Uma das críticas publicadas a respeito do livro, assinada por Sérgio de Sá na coluna Gosto de ler, aponta que Sebastopol é “sobre modos de narrar. Ou melhor, sobre como narramos nossas próprias vidas e sobre quem escolhemos para dividirmos a narração da nossa trajetória”. Como encontrou as formas diferentes de narrar os três contos? Eu queria escrever histórias que funcionassem por si só, cada uma com seu universo, mas que ao mesmo tempo quando colocadas lado a lado pudessem estar conectadas por relações sutis, por um andamento comum. Como se para além da voz da narração de cada um dos contos houvesse uma outra subjetividade, difusa, pairando sobre tudo, e isso criasse um efeito. Uma sensação de diferença (afinal, as histórias são independentes), mas também de proximidade (temas que voltam, um tom comum, uma certa progressão). Queria que o leitor chegasse ao final e pudesse repassar as histórias em busca destes pontos de contato. Por exemplo: no livro, há sempre alguém que conta, imagina, recorda. E a história contada, imaginada, inventada toma a frente e acaba funcionando como uma espécie de comentário à história principal — e ao livro também. São histórias simples que começam, no conjunto, a ficar complexas.

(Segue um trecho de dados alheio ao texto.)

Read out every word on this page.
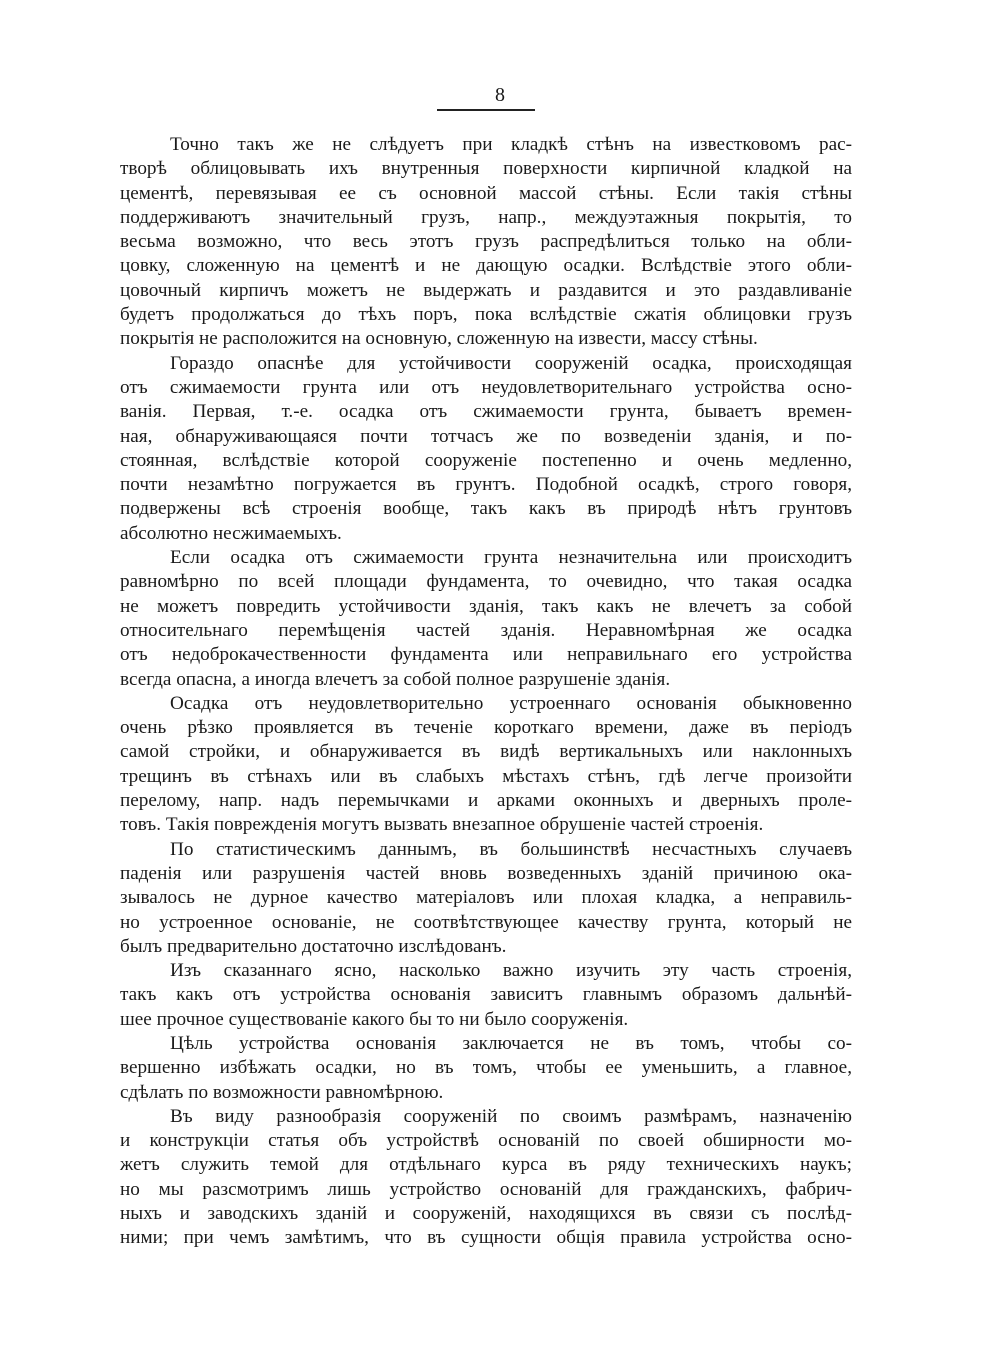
8
Точно такъ же не слѣдуетъ при кладкѣ стѣнъ на известковомъ рас-
творѣ облицовывать ихъ внутренныя поверхности кирпичной кладкой на
цементѣ, перевязывая ее съ основной массой стѣны. Если такія стѣны
поддерживаютъ значительный грузъ, напр., междуэтажныя покрытія, то
весьма возможно, что весь этотъ грузъ распредѣлиться только на обли-
цовку, сложенную на цементѣ и не дающую осадки. Вслѣдствіе этого обли-
цовочный кирпичъ можетъ не выдержать и раздавится и это раздавливаніе
будетъ продолжаться до тѣхъ поръ, пока вслѣдствіе сжатія облицовки грузъ
покрытія не расположится на основную, сложенную на извести, массу стѣны.
Гораздо опаснѣе для устойчивости сооруженій осадка, происходящая
отъ сжимаемости грунта или отъ неудовлетворительнаго устройства осно-
ванія. Первая, т.-е. осадка отъ сжимаемости грунта, бываетъ времен-
ная, обнаруживающаяся почти тотчасъ же по возведеніи зданія, и по-
стоянная, вслѣдствіе которой сооруженіе постепенно и очень медленно,
почти незамѣтно погружается въ грунтъ. Подобной осадкѣ, строго говоря,
подвержены всѣ строенія вообще, такъ какъ въ природѣ нѣтъ грунтовъ
абсолютно несжимаемыхъ.
Если осадка отъ сжимаемости грунта незначительна или происходитъ
равномѣрно по всей площади фундамента, то очевидно, что такая осадка
не можетъ повредить устойчивости зданія, такъ какъ не влечетъ за собой
относительнаго перемѣщенія частей зданія. Неравномѣрная же осадка
отъ недоброкачественности фундамента или неправильнаго его устройства
всегда опасна, а иногда влечетъ за собой полное разрушеніе зданія.
Осадка отъ неудовлетворительно устроеннаго основанія обыкновенно
очень рѣзко проявляется въ теченіе короткаго времени, даже въ періодъ
самой стройки, и обнаруживается въ видѣ вертикальныхъ или наклонныхъ
трещинъ въ стѣнахъ или въ слабыхъ мѣстахъ стѣнъ, гдѣ легче произойти
перелому, напр. надъ перемычками и арками оконныхъ и дверныхъ проле-
товъ. Такія поврежденія могутъ вызвать внезапное обрушеніе частей строенія.
По статистическимъ даннымъ, въ большинствѣ несчастныхъ случаевъ
паденія или разрушенія частей вновь возведенныхъ зданій причиною ока-
зывалось не дурное качество матеріаловъ или плохая кладка, а неправиль-
но устроенное основаніе, не соотвѣтствующее качеству грунта, который не
былъ предварительно достаточно изслѣдованъ.
Изъ сказаннаго ясно, насколько важно изучить эту часть строенія,
такъ какъ отъ устройства основанія зависитъ главнымъ образомъ дальнѣй-
шее прочное существованіе какого бы то ни было сооруженія.
Цѣль устройства основанія заключается не въ томъ, чтобы со-
вершенно избѣжать осадки, но въ томъ, чтобы ее уменьшить, а главное,
сдѣлать по возможности равномѣрною.
Въ виду разнообразія сооруженій по своимъ размѣрамъ, назначенію
и конструкціи статья объ устройствѣ основаній по своей обширности мо-
жетъ служить темой для отдѣльнаго курса въ ряду техническихъ наукъ;
но мы разсмотримъ лишь устройство основаній для гражданскихъ, фабрич-
ныхъ и заводскихъ зданій и сооруженій, находящихся въ связи съ послѣд-
ними; при чемъ замѣтимъ, что въ сущности общія правила устройства осно-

“A beleza da escalada é que não serve para nada.” E a beleza da literatura? Quem diz essa frase no livro é Gino, um personagem um pouco pedante, dono de uma produtora de vídeo, com aspirações artísticas. Um dos poderes da literatura está justamente em se afastar do discurso utilitário, é verdade. Mas se pararmos por aí vamos repetir apenas um clichê sobre a inutilidade da arte (ou da escalada, no caso do Gino). O que penso é que a literatura é enganosamente inútil. Ao nos colocar em contato com realidades, situações e visões de mundo diferentes das nossas (e ao mesmo tempo que nos dizem tanto respeito), a literatura é uma espécie de máquina de sensibilização. A beleza está nisso: ela não serve para nada e serve para tudo.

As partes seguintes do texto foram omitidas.